Lundi 9 mars 1942, 12h


Ma chère maman,

Ma petite maman chérie voilà qu’il te faut avoir le plus de courage possible ! Je serai mort coura-geusement quand tu recevras cette lettre. Oh maman comme j’ai de la peine à comprendre la souffrance que tu vas ressentir ! Comme j’ai peur pour ta santé, si nécessaire à mon petit Pierre. Maman, il faut que tu trouves dans mon souvenir la force de faire un homme de ce petit être, un second Christian, car il me ressemble. J’ai d’ailleurs demandé à mon frère André de devenir aussi un homme qui te fera honneur plus tard. Je lui ai demandé qu’il te montre plus de tendresse car je ne veux pas que ce que j’aurais fini par te donner plus tard, te manque désormais. Sache bien, en effet, maman, que j’aurais compris de toutes fa-çons ce que tu étais - la brave et bonne femme que tu étais. Mais j’ai confiance en mes frères (qu’André répète tout ceci à Pierre plus tard). Ils t’aiment dorénavant de tout leur coeur et surtout ils te le montreront par leur travail et leur affection. Sache aussi, maman, que la prison ne m’a pas changé. J’ai simplement réfléchi. La tendresse que j’éprouve pour toi maintenant, elle existait - mais elle dormait au fond de mon coeur. Elle s’est réveillée un peu trop tard seulement, mais celle de mes frères et soeur va se montrer, ne t’en fais pas. C’est d’ailleurs, chère petite maman, la seule chose qu’il te faut pour vivre, la tendresse ! Tu vois que je te connaissais bien malgré mon indifférence apparente.
Allons maman, courage, confiance en l’avenir ; j’ai tout ça, tu l’auras aussi.
Je n’oublie pas ma petite soeur Hélène. Embrasse-la pour moi. Elle sera gentille pour toi, n’est-ce pas Hélène ?
J’embrasse mon tout petit frère - c’est drôle, j’ai le pressentiment qu’il me remplacera, qu’il me ressemblera en tout.
Ma petite maman, adieu.
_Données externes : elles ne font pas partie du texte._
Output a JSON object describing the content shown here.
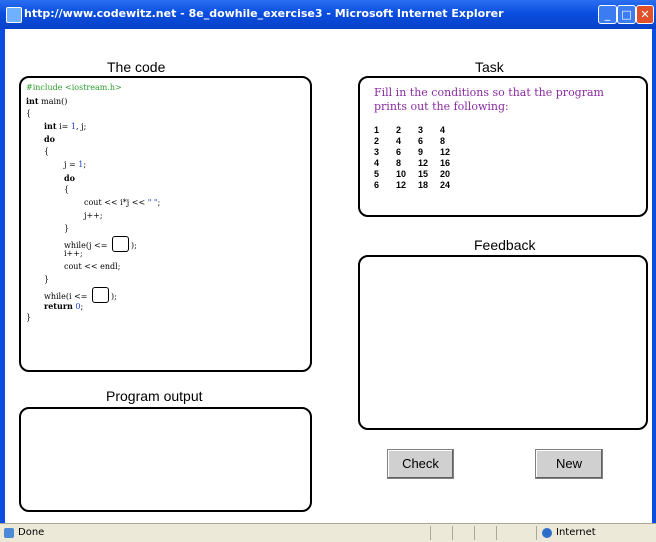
{
  "window": {
    "title": "http://www.codewitz.net - 8e_dowhile_exercise3 - Microsoft Internet Explorer"
  },
  "headings": {
    "code": "The code",
    "task": "Task",
    "output": "Program output",
    "feedback": "Feedback"
  },
  "code": {
    "include": "#include <iostream.h>",
    "int_kw": "int",
    "main_rest": " main()",
    "brace_open": "{",
    "decl_kw": "int",
    "decl_a": " i= ",
    "decl_num": "1",
    "decl_b": ", j;",
    "do_kw": "do",
    "inner_brace_open": "{",
    "assign_a": "j = ",
    "assign_num": "1",
    "assign_b": ";",
    "inner_do": "do",
    "innermost_open": "{",
    "cout_a": "cout << i*j << ",
    "cout_str": "\" \"",
    "cout_b": ";",
    "jinc": "j++;",
    "innermost_close": "}",
    "while_j_a": "while(j <= ",
    "while_j_b": ");",
    "iinc": "i++;",
    "endl": "cout << endl;",
    "inner_brace_close": "}",
    "while_i_a": "while(i <= ",
    "while_i_b": ");",
    "return_kw": "return",
    "return_num": "0",
    "return_b": ";",
    "brace_close": "}"
  },
  "task": {
    "text": "Fill in the conditions so that the program prints out the following:",
    "table": [
      [
        "1",
        "2",
        "3",
        "4"
      ],
      [
        "2",
        "4",
        "6",
        "8"
      ],
      [
        "3",
        "6",
        "9",
        "12"
      ],
      [
        "4",
        "8",
        "12",
        "16"
      ],
      [
        "5",
        "10",
        "15",
        "20"
      ],
      [
        "6",
        "12",
        "18",
        "24"
      ]
    ]
  },
  "buttons": {
    "check": "Check",
    "new": "New"
  },
  "status": {
    "left": "Done",
    "zone": "Internet"
  }
}
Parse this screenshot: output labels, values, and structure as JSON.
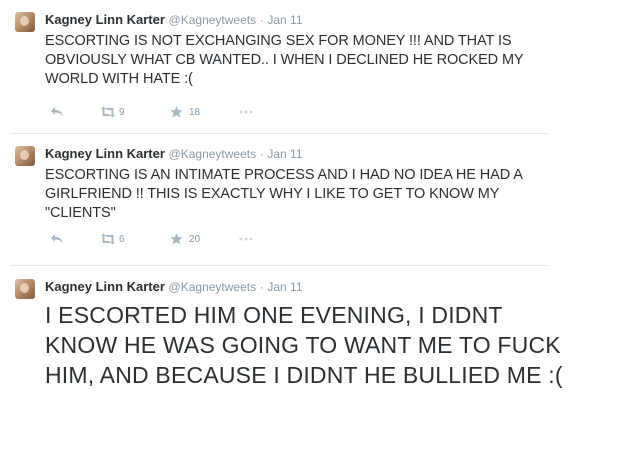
{
  "tweets": [
    {
      "name": "Kagney Linn Karter",
      "handle": "@Kagneytweets",
      "separator": "·",
      "date": "Jan 11",
      "text": "ESCORTING IS NOT EXCHANGING SEX FOR MONEY !!! AND THAT IS OBVIOUSLY WHAT CB WANTED.. I WHEN I DECLINED HE ROCKED MY WORLD WITH HATE :(",
      "retweets": "9",
      "favorites": "18"
    },
    {
      "name": "Kagney Linn Karter",
      "handle": "@Kagneytweets",
      "separator": "·",
      "date": "Jan 11",
      "text": "ESCORTING IS AN INTIMATE PROCESS AND I HAD NO IDEA HE HAD A GIRLFRIEND !! THIS IS EXACTLY WHY I LIKE TO GET TO KNOW MY \"CLIENTS\"",
      "retweets": "6",
      "favorites": "20"
    },
    {
      "name": "Kagney Linn Karter",
      "handle": "@Kagneytweets",
      "separator": "·",
      "date": "Jan 11",
      "text": "I ESCORTED HIM ONE EVENING, I DIDNT KNOW HE WAS GOING TO WANT ME TO FUCK HIM, AND BECAUSE I DIDNT HE BULLIED ME :("
    }
  ],
  "icons": {
    "reply": "reply-icon",
    "retweet": "retweet-icon",
    "favorite": "star-icon",
    "more": "more-icon"
  },
  "colors": {
    "text": "#292f33",
    "muted": "#8899a6",
    "divider": "#e1e8ed",
    "icon": "#aab8c2"
  }
}
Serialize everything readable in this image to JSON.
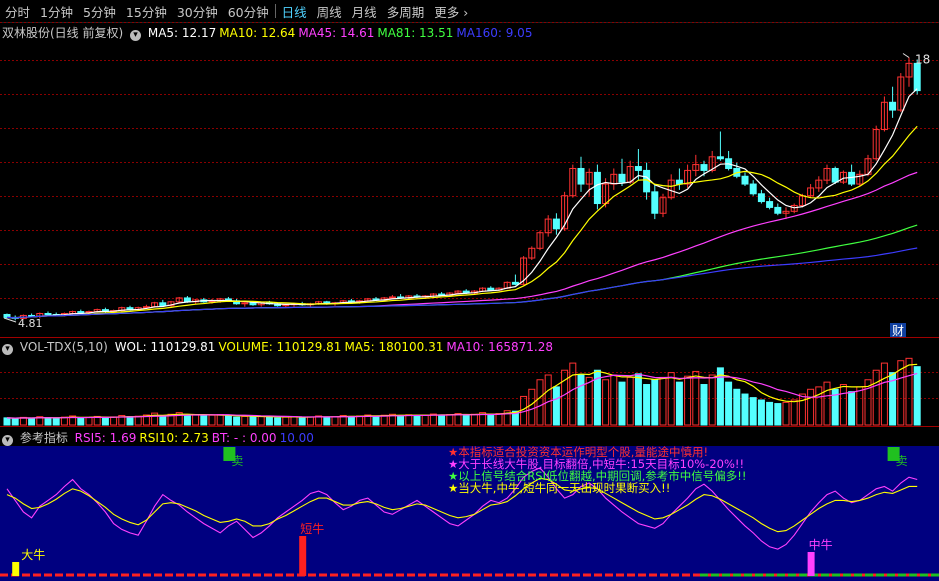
{
  "toolbar": {
    "items": [
      {
        "label": "分时",
        "active": false
      },
      {
        "label": "1分钟",
        "active": false
      },
      {
        "label": "5分钟",
        "active": false
      },
      {
        "label": "15分钟",
        "active": false
      },
      {
        "label": "30分钟",
        "active": false
      },
      {
        "label": "60分钟",
        "active": false
      },
      {
        "label": "日线",
        "active": true
      },
      {
        "label": "周线",
        "active": false
      },
      {
        "label": "月线",
        "active": false
      },
      {
        "label": "多周期",
        "active": false
      },
      {
        "label": "更多",
        "active": false
      }
    ],
    "more_icon": "chevron-right-icon"
  },
  "main_panel": {
    "stock_name": "双林股份(日线 前复权)",
    "indicators": [
      {
        "label": "MA5: 12.17",
        "color": "#ffffff"
      },
      {
        "label": "MA10: 12.64",
        "color": "#ffff00"
      },
      {
        "label": "MA45: 14.61",
        "color": "#ff40ff"
      },
      {
        "label": "MA81: 13.51",
        "color": "#40ff40"
      },
      {
        "label": "MA160: 9.05",
        "color": "#3c3cff"
      }
    ],
    "high_label": "18",
    "low_label": "4.81",
    "badge": "财"
  },
  "volume_panel": {
    "name": "VOL-TDX(5,10)",
    "indicators": [
      {
        "label": "WOL: 110129.81",
        "color": "#ffffff"
      },
      {
        "label": "VOLUME: 110129.81",
        "color": "#ffff00"
      },
      {
        "label": "MA5: 180100.31",
        "color": "#ffff00"
      },
      {
        "label": "MA10: 165871.28",
        "color": "#ff40ff"
      }
    ]
  },
  "rsi_panel": {
    "name": "参考指标",
    "indicators": [
      {
        "label": "RSI5: 1.69",
        "color": "#ff40ff"
      },
      {
        "label": "RSI10: 2.73",
        "color": "#ffff00"
      },
      {
        "label": "BT: - : 0.00",
        "color": "#ff40ff"
      },
      {
        "label": "10.00",
        "color": "#3c3cff"
      }
    ],
    "notes": [
      {
        "text": "★本指标适合投资资本运作明型个股,量能途中慎用!",
        "color": "#ff3030"
      },
      {
        "text": "★大于长线大牛股,目标翻倍,中短牛:15天目标10%-20%!!",
        "color": "#ff40ff"
      },
      {
        "text": "★以上信号结合RSI低位翻越,中期回调,参考市中信号偏多!!",
        "color": "#40ff40"
      },
      {
        "text": "★当大牛,中牛,短牛同一天出现时果断买入!!",
        "color": "#ffff00"
      }
    ],
    "signals": [
      {
        "label": "卖",
        "color": "#20c020"
      },
      {
        "label": "卖",
        "color": "#20c020"
      },
      {
        "label": "大牛",
        "color": "#ffff00"
      },
      {
        "label": "短牛",
        "color": "#ff2020"
      },
      {
        "label": "中牛",
        "color": "#ff40ff"
      }
    ]
  },
  "colors": {
    "up": "#ff3232",
    "down": "#54ffff",
    "grid": "#8a0000",
    "rsi_bg": "#000080"
  },
  "chart_data": [
    {
      "type": "candlestick",
      "title": "双林股份(日线 前复权)",
      "ylim": [
        4.0,
        19.0
      ],
      "candles": [
        [
          4.9,
          4.95,
          4.7,
          4.75
        ],
        [
          4.75,
          4.85,
          4.6,
          4.7
        ],
        [
          4.7,
          4.9,
          4.65,
          4.85
        ],
        [
          4.85,
          4.95,
          4.75,
          4.8
        ],
        [
          4.8,
          5.0,
          4.7,
          4.95
        ],
        [
          4.95,
          5.05,
          4.85,
          4.9
        ],
        [
          4.9,
          5.0,
          4.8,
          4.85
        ],
        [
          4.85,
          5.0,
          4.8,
          4.95
        ],
        [
          4.95,
          5.1,
          4.9,
          5.05
        ],
        [
          5.05,
          5.15,
          4.95,
          5.0
        ],
        [
          5.0,
          5.1,
          4.9,
          5.05
        ],
        [
          5.05,
          5.2,
          5.0,
          5.15
        ],
        [
          5.15,
          5.25,
          5.0,
          5.05
        ],
        [
          5.05,
          5.15,
          4.95,
          5.1
        ],
        [
          5.1,
          5.3,
          5.05,
          5.25
        ],
        [
          5.25,
          5.35,
          5.1,
          5.15
        ],
        [
          5.15,
          5.3,
          5.1,
          5.25
        ],
        [
          5.25,
          5.4,
          5.2,
          5.3
        ],
        [
          5.3,
          5.55,
          5.25,
          5.5
        ],
        [
          5.5,
          5.65,
          5.3,
          5.35
        ],
        [
          5.35,
          5.6,
          5.3,
          5.55
        ],
        [
          5.55,
          5.8,
          5.5,
          5.75
        ],
        [
          5.75,
          5.85,
          5.5,
          5.55
        ],
        [
          5.55,
          5.7,
          5.45,
          5.65
        ],
        [
          5.65,
          5.75,
          5.5,
          5.55
        ],
        [
          5.55,
          5.7,
          5.45,
          5.6
        ],
        [
          5.6,
          5.75,
          5.5,
          5.7
        ],
        [
          5.7,
          5.8,
          5.55,
          5.6
        ],
        [
          5.6,
          5.7,
          5.4,
          5.45
        ],
        [
          5.45,
          5.55,
          5.3,
          5.5
        ],
        [
          5.5,
          5.6,
          5.35,
          5.4
        ],
        [
          5.4,
          5.55,
          5.3,
          5.5
        ],
        [
          5.5,
          5.6,
          5.4,
          5.45
        ],
        [
          5.45,
          5.5,
          5.3,
          5.35
        ],
        [
          5.35,
          5.45,
          5.25,
          5.4
        ],
        [
          5.4,
          5.5,
          5.3,
          5.45
        ],
        [
          5.45,
          5.55,
          5.35,
          5.4
        ],
        [
          5.4,
          5.5,
          5.3,
          5.45
        ],
        [
          5.45,
          5.6,
          5.4,
          5.55
        ],
        [
          5.55,
          5.6,
          5.4,
          5.45
        ],
        [
          5.45,
          5.55,
          5.35,
          5.5
        ],
        [
          5.5,
          5.65,
          5.45,
          5.6
        ],
        [
          5.6,
          5.7,
          5.5,
          5.55
        ],
        [
          5.55,
          5.65,
          5.45,
          5.6
        ],
        [
          5.6,
          5.75,
          5.55,
          5.7
        ],
        [
          5.7,
          5.8,
          5.6,
          5.65
        ],
        [
          5.65,
          5.8,
          5.6,
          5.75
        ],
        [
          5.75,
          5.9,
          5.7,
          5.8
        ],
        [
          5.8,
          5.95,
          5.7,
          5.75
        ],
        [
          5.75,
          5.9,
          5.7,
          5.85
        ],
        [
          5.85,
          5.95,
          5.75,
          5.8
        ],
        [
          5.8,
          5.9,
          5.7,
          5.85
        ],
        [
          5.85,
          6.0,
          5.8,
          5.95
        ],
        [
          5.95,
          6.05,
          5.85,
          5.9
        ],
        [
          5.9,
          6.05,
          5.85,
          6.0
        ],
        [
          6.0,
          6.15,
          5.95,
          6.1
        ],
        [
          6.1,
          6.2,
          5.95,
          6.0
        ],
        [
          6.0,
          6.15,
          5.95,
          6.1
        ],
        [
          6.1,
          6.3,
          6.05,
          6.25
        ],
        [
          6.25,
          6.35,
          6.1,
          6.15
        ],
        [
          6.15,
          6.3,
          6.1,
          6.25
        ],
        [
          6.25,
          6.6,
          6.2,
          6.55
        ],
        [
          6.55,
          6.95,
          6.4,
          6.45
        ],
        [
          6.45,
          7.9,
          6.4,
          7.8
        ],
        [
          7.8,
          8.4,
          7.7,
          8.3
        ],
        [
          8.3,
          9.2,
          8.2,
          9.1
        ],
        [
          9.1,
          10.0,
          8.9,
          9.8
        ],
        [
          9.8,
          10.1,
          9.0,
          9.3
        ],
        [
          9.3,
          11.2,
          9.2,
          11.0
        ],
        [
          11.0,
          12.6,
          10.9,
          12.4
        ],
        [
          12.4,
          13.0,
          11.2,
          11.6
        ],
        [
          11.6,
          12.4,
          11.0,
          12.2
        ],
        [
          12.2,
          12.6,
          10.3,
          10.6
        ],
        [
          10.6,
          11.9,
          10.4,
          11.6
        ],
        [
          11.6,
          12.4,
          11.3,
          12.1
        ],
        [
          12.1,
          12.9,
          11.5,
          11.7
        ],
        [
          11.7,
          12.8,
          11.6,
          12.5
        ],
        [
          12.5,
          13.4,
          11.8,
          12.3
        ],
        [
          12.3,
          12.7,
          10.8,
          11.2
        ],
        [
          11.2,
          11.6,
          9.8,
          10.1
        ],
        [
          10.1,
          11.1,
          9.9,
          10.9
        ],
        [
          10.9,
          12.1,
          10.8,
          11.8
        ],
        [
          11.8,
          12.4,
          11.3,
          11.6
        ],
        [
          11.6,
          12.6,
          11.4,
          12.3
        ],
        [
          12.3,
          13.1,
          12.0,
          12.6
        ],
        [
          12.6,
          12.8,
          12.0,
          12.3
        ],
        [
          12.3,
          13.3,
          12.2,
          13.0
        ],
        [
          13.0,
          14.3,
          12.8,
          12.9
        ],
        [
          12.9,
          13.3,
          12.3,
          12.4
        ],
        [
          12.4,
          12.7,
          11.9,
          12.0
        ],
        [
          12.0,
          12.2,
          11.5,
          11.6
        ],
        [
          11.6,
          11.8,
          11.0,
          11.1
        ],
        [
          11.1,
          11.3,
          10.6,
          10.7
        ],
        [
          10.7,
          10.9,
          10.3,
          10.4
        ],
        [
          10.4,
          10.6,
          10.0,
          10.1
        ],
        [
          10.1,
          10.4,
          9.8,
          10.2
        ],
        [
          10.2,
          10.6,
          10.1,
          10.5
        ],
        [
          10.5,
          11.1,
          10.4,
          11.0
        ],
        [
          11.0,
          11.6,
          10.9,
          11.4
        ],
        [
          11.4,
          12.0,
          11.2,
          11.8
        ],
        [
          11.8,
          12.6,
          11.6,
          12.4
        ],
        [
          12.4,
          12.5,
          11.6,
          11.7
        ],
        [
          11.7,
          12.3,
          11.6,
          12.2
        ],
        [
          12.2,
          12.6,
          11.5,
          11.6
        ],
        [
          11.6,
          12.3,
          11.5,
          12.1
        ],
        [
          12.1,
          13.1,
          12.0,
          12.9
        ],
        [
          12.9,
          14.6,
          12.8,
          14.4
        ],
        [
          14.4,
          16.1,
          14.3,
          15.8
        ],
        [
          15.8,
          16.6,
          15.0,
          15.4
        ],
        [
          15.4,
          17.3,
          15.3,
          17.1
        ],
        [
          17.1,
          18.1,
          16.6,
          17.8
        ],
        [
          17.8,
          18.0,
          16.2,
          16.4
        ]
      ],
      "ma_periods": [
        5,
        10,
        45,
        81,
        160
      ]
    },
    {
      "type": "bar",
      "title": "VOL-TDX(5,10)",
      "values": [
        30,
        28,
        32,
        27,
        35,
        31,
        29,
        33,
        38,
        30,
        32,
        36,
        30,
        34,
        40,
        35,
        37,
        42,
        50,
        38,
        45,
        52,
        40,
        43,
        39,
        41,
        44,
        38,
        33,
        36,
        34,
        37,
        35,
        30,
        33,
        35,
        32,
        34,
        38,
        33,
        35,
        40,
        36,
        38,
        42,
        37,
        41,
        45,
        39,
        43,
        40,
        41,
        46,
        42,
        44,
        48,
        40,
        45,
        52,
        44,
        48,
        60,
        58,
        120,
        150,
        190,
        210,
        160,
        230,
        260,
        210,
        200,
        230,
        190,
        210,
        180,
        200,
        215,
        170,
        190,
        200,
        220,
        180,
        205,
        225,
        170,
        210,
        240,
        180,
        150,
        130,
        115,
        105,
        95,
        90,
        95,
        105,
        130,
        150,
        160,
        180,
        150,
        170,
        140,
        160,
        190,
        230,
        260,
        220,
        270,
        280,
        245
      ],
      "ma_periods": [
        5,
        10
      ]
    },
    {
      "type": "line",
      "title": "参考指标",
      "ylim": [
        0,
        100
      ],
      "series": [
        {
          "name": "RSI5",
          "values": [
            70,
            60,
            50,
            45,
            55,
            60,
            65,
            72,
            78,
            70,
            65,
            58,
            50,
            40,
            35,
            32,
            30,
            42,
            55,
            65,
            60,
            56,
            50,
            45,
            40,
            36,
            32,
            38,
            42,
            35,
            28,
            32,
            38,
            45,
            50,
            55,
            60,
            66,
            68,
            65,
            58,
            52,
            55,
            60,
            62,
            56,
            50,
            48,
            52,
            56,
            60,
            55,
            50,
            45,
            40,
            38,
            43,
            48,
            55,
            60,
            58,
            62,
            70,
            80,
            85,
            88,
            80,
            70,
            62,
            65,
            72,
            75,
            70,
            62,
            56,
            50,
            45,
            40,
            38,
            36,
            40,
            48,
            55,
            62,
            70,
            74,
            68,
            60,
            52,
            45,
            38,
            32,
            25,
            20,
            18,
            22,
            30,
            40,
            50,
            58,
            65,
            68,
            62,
            58,
            60,
            65,
            70,
            72,
            68,
            75,
            80,
            78
          ]
        },
        {
          "name": "RSI10",
          "values": [
            65,
            62,
            57,
            53,
            54,
            57,
            61,
            66,
            70,
            68,
            64,
            59,
            54,
            48,
            44,
            41,
            39,
            43,
            50,
            57,
            58,
            57,
            54,
            51,
            47,
            44,
            41,
            42,
            44,
            42,
            38,
            38,
            40,
            44,
            47,
            51,
            55,
            59,
            62,
            62,
            59,
            56,
            56,
            58,
            59,
            57,
            54,
            52,
            53,
            55,
            57,
            56,
            53,
            50,
            47,
            45,
            46,
            48,
            52,
            56,
            57,
            59,
            64,
            70,
            75,
            79,
            78,
            74,
            69,
            68,
            70,
            71,
            70,
            66,
            62,
            58,
            54,
            50,
            47,
            44,
            45,
            48,
            52,
            56,
            61,
            65,
            64,
            61,
            57,
            53,
            49,
            45,
            40,
            36,
            33,
            34,
            38,
            43,
            48,
            53,
            57,
            60,
            60,
            59,
            60,
            62,
            65,
            67,
            66,
            69,
            72,
            72
          ]
        }
      ],
      "signals": [
        {
          "index": 27,
          "type": "卖"
        },
        {
          "index": 108,
          "type": "卖"
        },
        {
          "index": 1,
          "type": "大牛"
        },
        {
          "index": 36,
          "type": "短牛"
        },
        {
          "index": 98,
          "type": "中牛"
        }
      ]
    }
  ]
}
Si un jour le découragement te prenait, sache que ce ne serait pas di-gne de moi, car je te jure que je le suis.

CHRISTIAN

 

La Santé, 12h
Lundi, le 9 mars 1942

Mes chers frères et soeur,

C’est à toi surtout mon frère André que cette lettre s’adresse. Je vais mourir : tu sais pourquoi. Tu deviens le chef de famille maintenant. Je te confie maman. Depuis trois mois je sais ce qui m’attend et j’ai tout le courage nécessaire ; mais la seule chose qui m’a fait pleurer et avoir vraiment du regret, c’est notre mère. Elle a été une mère admirable de tendresse et de dévouement. Toute sa vie a été consacrée à nous. Crois-tu que nous l’ayons bien payée en retour de cette tendresse ? Pour ma part, je sais bien que non. J’aurais pu la rendre fière de moi dans l’avenir, mais vois-tu cet avenir doit s’interrompre brusquement. Je ne puis plus rien pour elle que d’une seule façon : par vous deux surtout mes frères. Je vous en supplie : qu’elle soit désormais quelque chose de plus pour vous - réfléchis bien, mon André, sur ce qu’est une mère, une mère comme la nôtre. Cette femme admirable a trouvé, par amour, par une affection sans borne pour son fils aîné, le courage de lui sourire une dernière fois - alors qu’elle savait ne devoir plus le revoir. Et pourtant, elle subissait la torture la plus affreuse qu’on puisse imposer à une mère : on lui arrachait son fils. Eh bien, pour ce fils, elle a montré le plus grand courage qu’ elle pût montrer.
J’ai appris avec plaisir que tu commençais à étudier et que tu t’apprêtais à devenir un homme ; que Pierrot en faisait autant - merci André et Pierre ! Peut-être ainsi arriverez-vous à donner un peu de joie, un peu de soleil dans la vie de ma malheureuse mère. De plus, montrez-lui bien votre affection, bien plus que vous ne le faisiez - et ceci pour remplacer ce qui ne pourra plus lui venir de moi, et pour qu’elle puisse me retrouver un peu dans vos baisers. A l’avenir je compte beaucoup sur cette promesse que vous m’auriez faite si je vous l’avais demandée. Soyez toujours courageux. On arrive à tout avec le courage - même à mourir à dix-neuf ans le sourire aux lèvres. J’embrasse Hélène, mon cher petit Pierrot, mon oncle, ma grand-mère.
Plus tard répète tout ce que je te dis à propos de maman à Pierre.
A ma mère chérie, ma dernière pensée, mes derniers baisers, les meilleurs.